OTAKUS AND KPOPPERS: CARTOGRAPHING YOUNG WRITERS IN FANDOMS
cartography, youth, informal learning, fanfics, fan study
This cartography investigated literary creation processes of young people who become writers while living in digital communities of fans (fandoms), known among them as otakus, admirers of cultural content from Japan, and kpoppers or kapopeiros, appreciators of the entertainment culture of South Korea called kpop. I was touched by the production model of this type of stories because it contains some textual elements that are different from the way institutionalized writing is elaborated in the Brazilian school, as well as the growth in the circulation of cultural content produced in the Far East, especially unfolded in fan fictions. (fanfics), stories based on an original work.

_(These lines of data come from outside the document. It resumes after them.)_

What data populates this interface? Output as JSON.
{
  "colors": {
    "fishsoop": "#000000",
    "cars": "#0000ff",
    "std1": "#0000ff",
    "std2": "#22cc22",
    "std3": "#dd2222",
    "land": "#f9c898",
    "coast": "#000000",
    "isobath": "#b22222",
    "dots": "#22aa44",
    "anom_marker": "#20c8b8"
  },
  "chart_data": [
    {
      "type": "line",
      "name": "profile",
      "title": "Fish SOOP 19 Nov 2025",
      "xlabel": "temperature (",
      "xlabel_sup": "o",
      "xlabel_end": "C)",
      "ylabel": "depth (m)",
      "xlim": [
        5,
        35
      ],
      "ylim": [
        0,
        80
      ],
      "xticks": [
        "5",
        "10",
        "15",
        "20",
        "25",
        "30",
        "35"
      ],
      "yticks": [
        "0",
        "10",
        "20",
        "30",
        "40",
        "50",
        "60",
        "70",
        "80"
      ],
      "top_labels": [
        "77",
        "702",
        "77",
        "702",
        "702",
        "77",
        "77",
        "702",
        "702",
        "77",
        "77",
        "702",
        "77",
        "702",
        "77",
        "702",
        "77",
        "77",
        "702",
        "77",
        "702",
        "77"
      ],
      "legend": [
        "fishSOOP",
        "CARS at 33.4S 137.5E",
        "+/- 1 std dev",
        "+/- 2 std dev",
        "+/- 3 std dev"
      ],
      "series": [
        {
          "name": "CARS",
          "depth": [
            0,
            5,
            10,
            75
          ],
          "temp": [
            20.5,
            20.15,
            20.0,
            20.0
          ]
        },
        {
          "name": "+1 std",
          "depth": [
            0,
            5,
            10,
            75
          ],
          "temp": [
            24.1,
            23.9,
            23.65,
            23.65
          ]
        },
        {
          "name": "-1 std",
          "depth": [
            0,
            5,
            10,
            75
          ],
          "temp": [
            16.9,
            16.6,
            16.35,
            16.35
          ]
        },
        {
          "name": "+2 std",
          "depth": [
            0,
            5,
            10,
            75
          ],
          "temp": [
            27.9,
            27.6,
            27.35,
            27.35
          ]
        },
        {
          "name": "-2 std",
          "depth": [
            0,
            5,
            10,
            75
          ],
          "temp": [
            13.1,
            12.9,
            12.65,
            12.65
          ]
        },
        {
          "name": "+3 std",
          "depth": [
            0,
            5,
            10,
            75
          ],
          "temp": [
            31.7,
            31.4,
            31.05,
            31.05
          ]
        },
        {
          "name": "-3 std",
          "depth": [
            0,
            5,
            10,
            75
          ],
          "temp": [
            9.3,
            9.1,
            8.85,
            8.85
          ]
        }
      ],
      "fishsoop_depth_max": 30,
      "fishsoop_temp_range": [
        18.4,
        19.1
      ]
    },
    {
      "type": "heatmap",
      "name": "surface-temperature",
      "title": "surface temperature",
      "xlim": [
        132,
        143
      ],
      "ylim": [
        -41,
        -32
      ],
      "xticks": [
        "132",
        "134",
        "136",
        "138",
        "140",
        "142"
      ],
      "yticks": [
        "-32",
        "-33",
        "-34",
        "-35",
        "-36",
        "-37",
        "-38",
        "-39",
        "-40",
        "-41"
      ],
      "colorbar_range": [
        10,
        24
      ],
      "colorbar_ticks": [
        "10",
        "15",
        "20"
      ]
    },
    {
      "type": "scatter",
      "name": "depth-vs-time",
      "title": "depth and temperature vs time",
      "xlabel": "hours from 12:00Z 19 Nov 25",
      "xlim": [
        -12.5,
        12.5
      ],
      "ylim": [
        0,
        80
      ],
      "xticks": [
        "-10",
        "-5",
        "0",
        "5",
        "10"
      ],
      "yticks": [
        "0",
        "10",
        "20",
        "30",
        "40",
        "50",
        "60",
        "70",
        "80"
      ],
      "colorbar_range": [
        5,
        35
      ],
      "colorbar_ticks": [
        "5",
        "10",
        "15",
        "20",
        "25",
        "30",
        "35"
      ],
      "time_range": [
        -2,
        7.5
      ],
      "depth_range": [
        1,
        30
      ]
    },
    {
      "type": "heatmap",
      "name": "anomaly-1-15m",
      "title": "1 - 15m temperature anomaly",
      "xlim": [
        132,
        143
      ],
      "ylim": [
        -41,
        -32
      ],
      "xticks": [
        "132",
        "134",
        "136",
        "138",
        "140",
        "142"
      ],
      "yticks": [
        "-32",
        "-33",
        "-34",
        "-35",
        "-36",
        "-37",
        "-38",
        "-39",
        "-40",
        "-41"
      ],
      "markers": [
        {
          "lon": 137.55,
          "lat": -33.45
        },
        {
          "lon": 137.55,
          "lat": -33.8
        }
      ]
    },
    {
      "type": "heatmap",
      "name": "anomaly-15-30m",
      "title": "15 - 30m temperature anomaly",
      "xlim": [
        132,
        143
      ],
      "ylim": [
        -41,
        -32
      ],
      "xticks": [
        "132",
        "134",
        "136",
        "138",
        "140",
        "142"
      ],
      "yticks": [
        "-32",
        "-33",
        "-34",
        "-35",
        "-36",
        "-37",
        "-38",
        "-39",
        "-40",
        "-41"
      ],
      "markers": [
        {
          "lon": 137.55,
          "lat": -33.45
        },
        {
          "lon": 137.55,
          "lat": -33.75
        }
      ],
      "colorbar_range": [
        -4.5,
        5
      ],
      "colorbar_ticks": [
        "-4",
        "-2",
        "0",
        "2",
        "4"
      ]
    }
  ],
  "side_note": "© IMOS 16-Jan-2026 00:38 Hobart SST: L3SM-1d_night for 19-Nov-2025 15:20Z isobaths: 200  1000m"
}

I argued that these creativity processes are open gates to curiosity and the unusual, factors that compel the search for more knowledge and, in the field of education, even possible to break with conceptions that perceive the young person as becoming an adult, for the which does not fit the pedagogical work with fantasy during youth learning. Among the results found, it was possible to detect that the fables are created mainly as tactics for the expansion of personal relationships and mutual help, being unusual to find records of conflicts and disagreements in the researched interactions, commonplace postures that go on modeling another type of coexistence and of collective ethics, with the power to, who knows, have repercussions on life outside the fandoms.